Community caring extends concept of `family'
| Amherst, Mass.
For recent college graduate Michael Wall, community service in college began with a Kurt Vonnegut novel. ``Vonnegut was talking about the idea of extended family,'' says Wall, a burly fellow who graduated from the University of Massachusetts at Amherst last June.
``That simply means learning to find `family' wherever you go. That's what I wanted to find at college.'' That may have made him ``a little different from the average freshman, but I think even that is changing. More students are getting involved outside the classroom today. I think the pendulum is shifting. More students are willing to volunteer and help in the college community.''
Wall found his own extended family as a freshman in 1982 when he pledged Alpha Phi Omega -- a service organization -- instead of going with a traditional fraternity. He says he wasn't ``into'' a social system ``where the biggest pull to join was five kegs of beer.''
Last year, Wall organized ``A Class Act,'' the senior class gift to the college -- a cleanup of the 12th floor of the library that provided much of the momentum for last weekend's ``Mass Transformation,'' the refurbishing of the other 27 floors of the college library.

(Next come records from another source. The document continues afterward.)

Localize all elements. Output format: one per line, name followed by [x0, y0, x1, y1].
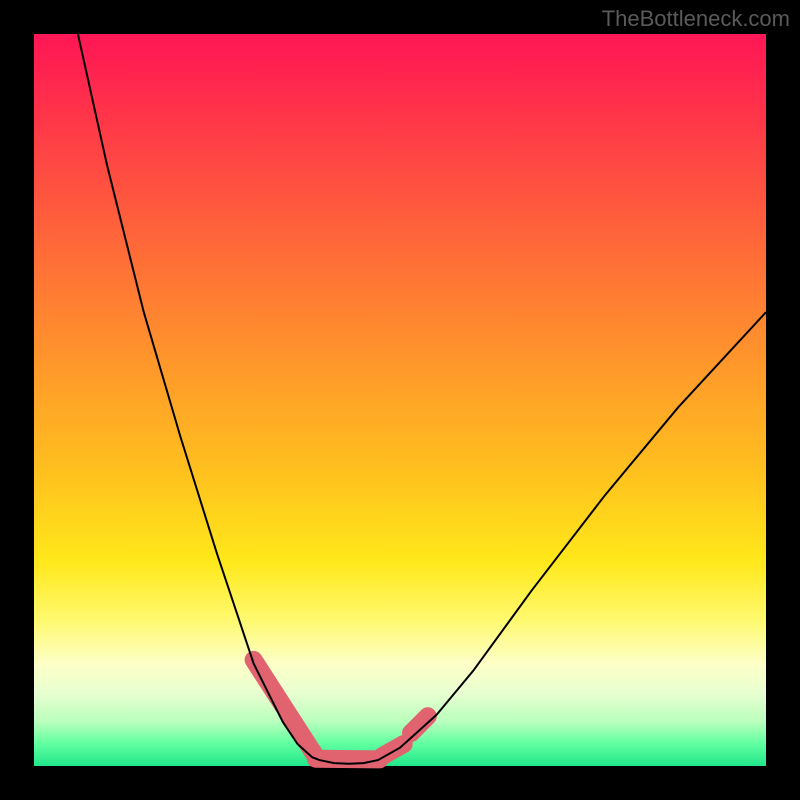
- chart-svg: [34, 34, 766, 766]
- watermark-text: TheBottleneck.com: [602, 6, 790, 32]
- valley-highlight-group: [254, 660, 428, 760]
- highlight-segment: [316, 759, 380, 760]
- chart-plot-area: [34, 34, 766, 766]
- highlight-segment: [254, 660, 316, 757]
- bottleneck-curve: [78, 34, 766, 764]
- highlight-segment: [382, 744, 404, 757]
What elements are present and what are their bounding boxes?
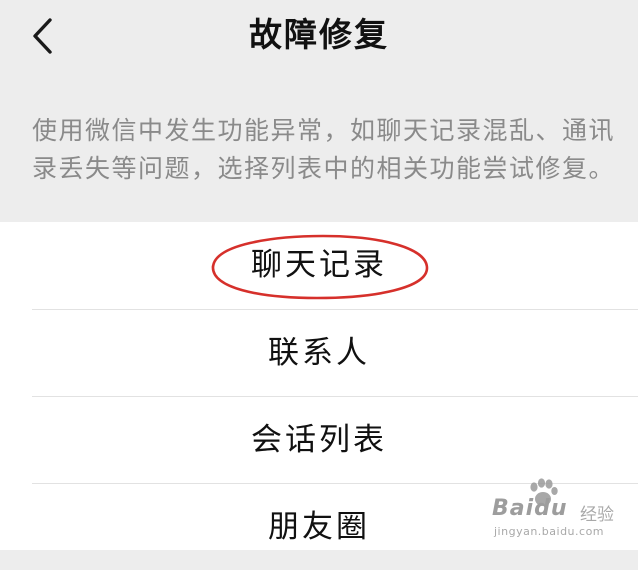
- navigation-bar: 故障修复: [0, 0, 638, 80]
- list-item-moments[interactable]: 朋友圈: [0, 484, 638, 570]
- description-text: 使用微信中发生功能异常，如聊天记录混乱、通讯录丢失等问题，选择列表中的相关功能尝…: [32, 116, 616, 183]
- list-item-chat-history[interactable]: 聊天记录: [0, 222, 638, 308]
- list-item-chat-list[interactable]: 会话列表: [0, 397, 638, 483]
- list-item-contacts[interactable]: 联系人: [0, 310, 638, 396]
- repair-options-list: 聊天记录 联系人 会话列表 朋友圈: [0, 222, 638, 550]
- page-title: 故障修复: [249, 15, 389, 54]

Doing service work has also helped Wall ``grow up a lot. You see things differently when you help others -- you aren't locked into your own point of view.''
More important, he says, student volunteers come away from school with ``something a little different. My own memories of school aren't going to be of a particular frat party,'' he says. He will remember instead ``the exhilaration'' of building a playground for children, raking lawns in the fall, and giving a Christmas party for some of the needy people in Amherst. ``Those are good memories -- they'll be with me for a lifetime.''
It's not as though college is a waste if students don't do service work, Wall quickly adds. He jokes that he and his friends are careful to check each other's halos often -- to make sure they aren't giving off too self-righteous a glow. Still, there's ``a lot more room'' for student service, he feels.